What happened to government regulation in the aftermath of the oil shock of 1973?
In 1973, the Organization of Petroleum Exporting Countries (OPEC) had refused to export the petroleum supplies to the United States and its allies because of the conflict with Egypt. This step brings negative effects for the economy of the European Union and the oil stock of government regulations. Oil crisis has increased the economic complication and increase the rate of inflation. According to the policy makers, the o oil crisis brings the cost-push inflation in the economy, for example, the increase in wage rate of workers. The US government followed different desperate measure to overcome the negative effects of oil crisis.

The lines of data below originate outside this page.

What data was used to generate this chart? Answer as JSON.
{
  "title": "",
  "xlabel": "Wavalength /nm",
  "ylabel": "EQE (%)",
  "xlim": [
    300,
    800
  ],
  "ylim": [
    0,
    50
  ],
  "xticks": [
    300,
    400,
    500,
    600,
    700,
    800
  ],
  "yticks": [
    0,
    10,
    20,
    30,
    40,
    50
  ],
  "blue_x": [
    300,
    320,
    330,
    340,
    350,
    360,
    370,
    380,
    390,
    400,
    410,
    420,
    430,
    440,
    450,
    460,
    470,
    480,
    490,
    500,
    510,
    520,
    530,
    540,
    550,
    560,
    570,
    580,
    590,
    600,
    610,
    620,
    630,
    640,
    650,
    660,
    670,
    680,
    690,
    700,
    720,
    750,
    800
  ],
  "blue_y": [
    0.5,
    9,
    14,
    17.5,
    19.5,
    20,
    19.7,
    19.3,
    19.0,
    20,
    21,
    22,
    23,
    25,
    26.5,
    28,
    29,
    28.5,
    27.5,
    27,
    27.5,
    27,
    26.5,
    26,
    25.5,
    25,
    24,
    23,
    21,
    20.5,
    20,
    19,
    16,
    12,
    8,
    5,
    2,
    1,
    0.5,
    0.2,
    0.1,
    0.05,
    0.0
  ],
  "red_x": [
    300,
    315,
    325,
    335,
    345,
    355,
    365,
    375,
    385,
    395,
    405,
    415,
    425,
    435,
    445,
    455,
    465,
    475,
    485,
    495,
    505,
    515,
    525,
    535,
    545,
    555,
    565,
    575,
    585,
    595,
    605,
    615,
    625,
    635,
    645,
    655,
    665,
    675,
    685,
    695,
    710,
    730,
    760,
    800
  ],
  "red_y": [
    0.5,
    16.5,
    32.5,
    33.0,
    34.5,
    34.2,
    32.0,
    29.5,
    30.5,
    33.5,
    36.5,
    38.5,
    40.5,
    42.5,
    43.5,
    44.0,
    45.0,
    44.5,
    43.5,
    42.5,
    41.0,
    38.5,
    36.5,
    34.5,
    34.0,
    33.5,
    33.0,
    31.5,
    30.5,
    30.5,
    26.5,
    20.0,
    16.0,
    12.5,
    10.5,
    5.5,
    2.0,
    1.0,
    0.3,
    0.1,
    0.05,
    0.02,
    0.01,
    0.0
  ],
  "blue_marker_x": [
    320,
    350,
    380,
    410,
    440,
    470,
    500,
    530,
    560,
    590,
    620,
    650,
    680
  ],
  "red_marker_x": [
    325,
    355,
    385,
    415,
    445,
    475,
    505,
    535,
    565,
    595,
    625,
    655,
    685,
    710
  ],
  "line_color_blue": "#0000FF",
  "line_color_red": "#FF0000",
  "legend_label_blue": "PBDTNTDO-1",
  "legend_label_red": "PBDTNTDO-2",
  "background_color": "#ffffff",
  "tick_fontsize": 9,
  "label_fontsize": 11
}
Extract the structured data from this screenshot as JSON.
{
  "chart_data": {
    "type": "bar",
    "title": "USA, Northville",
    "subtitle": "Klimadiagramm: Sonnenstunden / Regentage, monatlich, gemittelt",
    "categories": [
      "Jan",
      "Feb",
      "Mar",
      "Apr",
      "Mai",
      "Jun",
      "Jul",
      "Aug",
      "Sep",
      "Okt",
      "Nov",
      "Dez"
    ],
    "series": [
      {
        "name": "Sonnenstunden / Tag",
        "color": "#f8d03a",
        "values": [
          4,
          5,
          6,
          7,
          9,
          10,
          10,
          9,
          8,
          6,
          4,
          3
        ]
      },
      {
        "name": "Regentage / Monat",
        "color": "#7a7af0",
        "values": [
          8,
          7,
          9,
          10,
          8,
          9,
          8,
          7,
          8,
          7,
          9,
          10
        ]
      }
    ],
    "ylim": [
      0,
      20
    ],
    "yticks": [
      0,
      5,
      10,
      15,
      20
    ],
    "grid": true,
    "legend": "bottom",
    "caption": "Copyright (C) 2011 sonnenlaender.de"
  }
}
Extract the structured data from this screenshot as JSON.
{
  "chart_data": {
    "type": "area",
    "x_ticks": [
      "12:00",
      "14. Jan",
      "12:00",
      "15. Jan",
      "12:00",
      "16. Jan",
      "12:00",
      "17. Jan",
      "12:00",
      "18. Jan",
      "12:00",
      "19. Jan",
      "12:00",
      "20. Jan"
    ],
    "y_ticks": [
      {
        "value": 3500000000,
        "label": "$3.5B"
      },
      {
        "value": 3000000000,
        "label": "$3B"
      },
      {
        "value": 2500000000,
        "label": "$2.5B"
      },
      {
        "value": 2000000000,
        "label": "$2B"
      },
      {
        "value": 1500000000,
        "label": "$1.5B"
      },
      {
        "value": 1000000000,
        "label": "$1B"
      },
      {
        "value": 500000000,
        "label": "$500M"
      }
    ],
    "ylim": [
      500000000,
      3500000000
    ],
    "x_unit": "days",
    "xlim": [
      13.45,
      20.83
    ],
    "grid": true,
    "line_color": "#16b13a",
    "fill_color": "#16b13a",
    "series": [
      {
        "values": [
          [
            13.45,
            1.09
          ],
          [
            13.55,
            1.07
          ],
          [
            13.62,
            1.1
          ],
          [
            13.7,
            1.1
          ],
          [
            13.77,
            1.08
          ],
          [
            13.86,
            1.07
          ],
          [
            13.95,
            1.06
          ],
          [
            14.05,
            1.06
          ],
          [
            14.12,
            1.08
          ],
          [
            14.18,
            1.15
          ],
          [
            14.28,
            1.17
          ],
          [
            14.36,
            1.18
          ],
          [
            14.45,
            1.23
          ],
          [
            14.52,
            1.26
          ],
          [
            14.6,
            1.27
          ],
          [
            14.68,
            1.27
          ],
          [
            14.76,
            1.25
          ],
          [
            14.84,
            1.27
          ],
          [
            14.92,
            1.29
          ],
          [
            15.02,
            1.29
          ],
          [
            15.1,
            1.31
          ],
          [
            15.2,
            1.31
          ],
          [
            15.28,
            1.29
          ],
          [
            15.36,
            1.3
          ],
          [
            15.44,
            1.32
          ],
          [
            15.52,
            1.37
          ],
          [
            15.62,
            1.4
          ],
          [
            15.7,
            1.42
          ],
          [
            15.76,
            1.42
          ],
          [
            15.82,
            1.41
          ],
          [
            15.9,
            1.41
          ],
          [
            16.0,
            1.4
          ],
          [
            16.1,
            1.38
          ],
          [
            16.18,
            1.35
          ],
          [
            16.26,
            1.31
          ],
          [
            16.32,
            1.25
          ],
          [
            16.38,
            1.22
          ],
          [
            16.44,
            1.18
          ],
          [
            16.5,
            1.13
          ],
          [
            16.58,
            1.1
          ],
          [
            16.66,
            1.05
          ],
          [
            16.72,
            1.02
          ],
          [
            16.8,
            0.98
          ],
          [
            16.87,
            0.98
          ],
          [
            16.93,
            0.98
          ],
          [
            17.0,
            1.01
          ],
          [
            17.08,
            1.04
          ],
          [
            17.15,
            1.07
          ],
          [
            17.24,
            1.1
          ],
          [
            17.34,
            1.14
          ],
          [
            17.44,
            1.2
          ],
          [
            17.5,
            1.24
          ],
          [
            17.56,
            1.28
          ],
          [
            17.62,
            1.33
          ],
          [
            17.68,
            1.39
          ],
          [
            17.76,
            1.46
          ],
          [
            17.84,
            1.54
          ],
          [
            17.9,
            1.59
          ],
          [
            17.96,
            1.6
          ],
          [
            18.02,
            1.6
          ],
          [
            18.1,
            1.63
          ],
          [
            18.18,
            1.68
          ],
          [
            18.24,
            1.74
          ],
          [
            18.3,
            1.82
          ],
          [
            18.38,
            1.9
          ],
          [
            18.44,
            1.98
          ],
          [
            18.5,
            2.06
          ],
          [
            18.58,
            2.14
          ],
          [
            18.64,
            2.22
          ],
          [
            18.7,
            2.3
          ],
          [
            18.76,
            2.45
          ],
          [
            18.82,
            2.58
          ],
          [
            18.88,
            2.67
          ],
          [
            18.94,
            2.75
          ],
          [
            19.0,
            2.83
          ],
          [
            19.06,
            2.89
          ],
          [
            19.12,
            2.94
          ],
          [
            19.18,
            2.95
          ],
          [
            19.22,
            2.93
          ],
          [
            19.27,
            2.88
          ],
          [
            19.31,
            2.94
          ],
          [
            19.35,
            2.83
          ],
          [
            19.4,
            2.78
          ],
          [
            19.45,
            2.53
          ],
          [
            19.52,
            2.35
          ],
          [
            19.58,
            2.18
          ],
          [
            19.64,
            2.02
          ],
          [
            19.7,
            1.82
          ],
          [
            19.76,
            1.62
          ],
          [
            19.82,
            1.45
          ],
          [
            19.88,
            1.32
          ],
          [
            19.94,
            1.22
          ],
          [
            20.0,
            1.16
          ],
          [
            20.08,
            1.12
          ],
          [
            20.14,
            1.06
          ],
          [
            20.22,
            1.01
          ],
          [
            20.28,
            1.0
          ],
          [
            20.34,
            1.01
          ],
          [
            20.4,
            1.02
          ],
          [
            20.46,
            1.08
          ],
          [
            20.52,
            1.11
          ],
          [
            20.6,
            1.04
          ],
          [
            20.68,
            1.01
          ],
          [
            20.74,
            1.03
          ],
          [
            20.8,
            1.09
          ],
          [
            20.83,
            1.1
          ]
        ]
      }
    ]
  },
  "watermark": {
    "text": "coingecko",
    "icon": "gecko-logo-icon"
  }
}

The world oil shock of 1973 began in eastern on October 17, 1973, when Arab members of the Organization of Petroleum Exporting Countries (OPEC), in the midst of the Yom Kippur War, announced that they would no longer ship petroleum to nations that had supported Israel in its conflict with Egypt—that is, to the United States and its allies in Western Europe. Since by this oil stock the government previous regulation were badly affected, hence a government regulation Q “ had put a celling on the interest rates banks could pay on savings and checking accounts. That artificial limited the interest rates small depositors could get :if bank wanted to offer a high interest rate on its saving accounts, it wasn’t allowed to so. And also , oil crisis served to further complicate the macroeconomic environment, particularly in regard to inflation. The intellectual consensus among policymakers at the time was that cost-push inflation (the type of inflation arising from an increase in the prices of inputs to the economy, i.e., worker wages).